“Yo mun tae me in wi’ ye, squoire.”
“Take you in with me—impossible!” cried Nicholas.
“Nah! it’s neaw impossible,” rejoined Nance, pertinaciously; “yo con do it, an yo shan. Yo owe me a good turn, and mun repay it now.”
“But why the devil do you want to go in?” cried Nicholas, impatiently. “You know the King is the sworn enemy of all witches, and, amongst this concourse, some one is sure to recognise you and betray you. I cannot answer for your safety if I do take you in. In my opinion, you were extremely unwise to venture here at all.”
“Ne’er heed my wisdom or my folly, boh do as ey bid yo, or yo’n repent it,” said Nance.
“Why, you can get in without my aid,” observed the squire, trying to laugh it off. “You can easily fly over the walls.”
“Ey ha’ left my broomstick a-whoam,” replied Nance—“boh no more jesting. Win yo do it?”
“Well, well, I suppose I must,” replied Nicholas, “but I wash my hands of the consequences. If ill comes of it, I am not to blame. You must go in as Doll Wango—that is, as a character in the masque to be enacted to-night—d’ye mark?”
Nance signified that she perfectly understood him.
The whole of this hurried discourse, conducted in an under-tone, passed unheard and unnoticed by the bystanders. Just then, an opening took place amid the crowd, and the squire pushed through it, hoping to get rid of his companion, but he hoped in vain, for, clinging to his saddle, she went on along with him.
They were soon under the deep groined and ribbed arch of the gate, and Nance would have been here turned back by the foremost halberdier, if Nicholas had not signified somewhat hastily that she belonged to his party. The man smiled, and offered no further opposition; and the gigantic porter next advancing, Nicholas exhibited his pass to him, which appearing sufficiently comprehensive to procure admission for Richard and Sherborne, they instantly availed themselves of the licence, while the squire fumbled in his doublet for a further order for Nance. At last he produced it, and after reading it, the gigantic warder exclaimed, with a smile illumining his broad features—
“Ah! I see;—this is an order from his worship, Sir Richard, to admit a certain woman, who is to enact Doll Wango in the masque. This is she, I suppose?” he added, looking at Nance.
“Ay, ay!” replied the squire.
“A comely wench, by the mass!” exclaimed the porter. “Open the gate.”

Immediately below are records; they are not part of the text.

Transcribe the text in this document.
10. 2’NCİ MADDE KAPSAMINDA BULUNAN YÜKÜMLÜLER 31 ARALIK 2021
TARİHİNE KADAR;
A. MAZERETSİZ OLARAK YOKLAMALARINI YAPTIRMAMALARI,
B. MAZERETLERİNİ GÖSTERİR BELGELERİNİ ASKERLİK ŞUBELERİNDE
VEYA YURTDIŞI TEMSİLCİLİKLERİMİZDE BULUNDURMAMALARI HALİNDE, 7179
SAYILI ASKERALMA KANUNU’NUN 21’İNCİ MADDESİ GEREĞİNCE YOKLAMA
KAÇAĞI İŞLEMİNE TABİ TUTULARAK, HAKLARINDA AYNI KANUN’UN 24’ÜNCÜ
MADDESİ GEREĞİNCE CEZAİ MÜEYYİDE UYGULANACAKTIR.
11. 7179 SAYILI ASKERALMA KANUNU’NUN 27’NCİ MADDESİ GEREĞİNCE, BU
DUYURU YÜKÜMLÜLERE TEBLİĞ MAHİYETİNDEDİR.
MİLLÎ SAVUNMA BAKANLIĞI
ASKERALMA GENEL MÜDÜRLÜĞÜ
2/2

“No—not yet—not yet, good porter, till my claim be adjusted,” cried another woman, pushing forward, quite as young and comely as Nance, and equally gaily dressed. “I am the real Doll Wango, though I be generally known as Dame Tetlow. The squire engaged me to play the part before the King, and now this saucy hussy has taken my place. But I’ll have my rights, that I will.”
“Odd’s heart! two Doll Wangos!” exclaimed the porter, opening his eyes.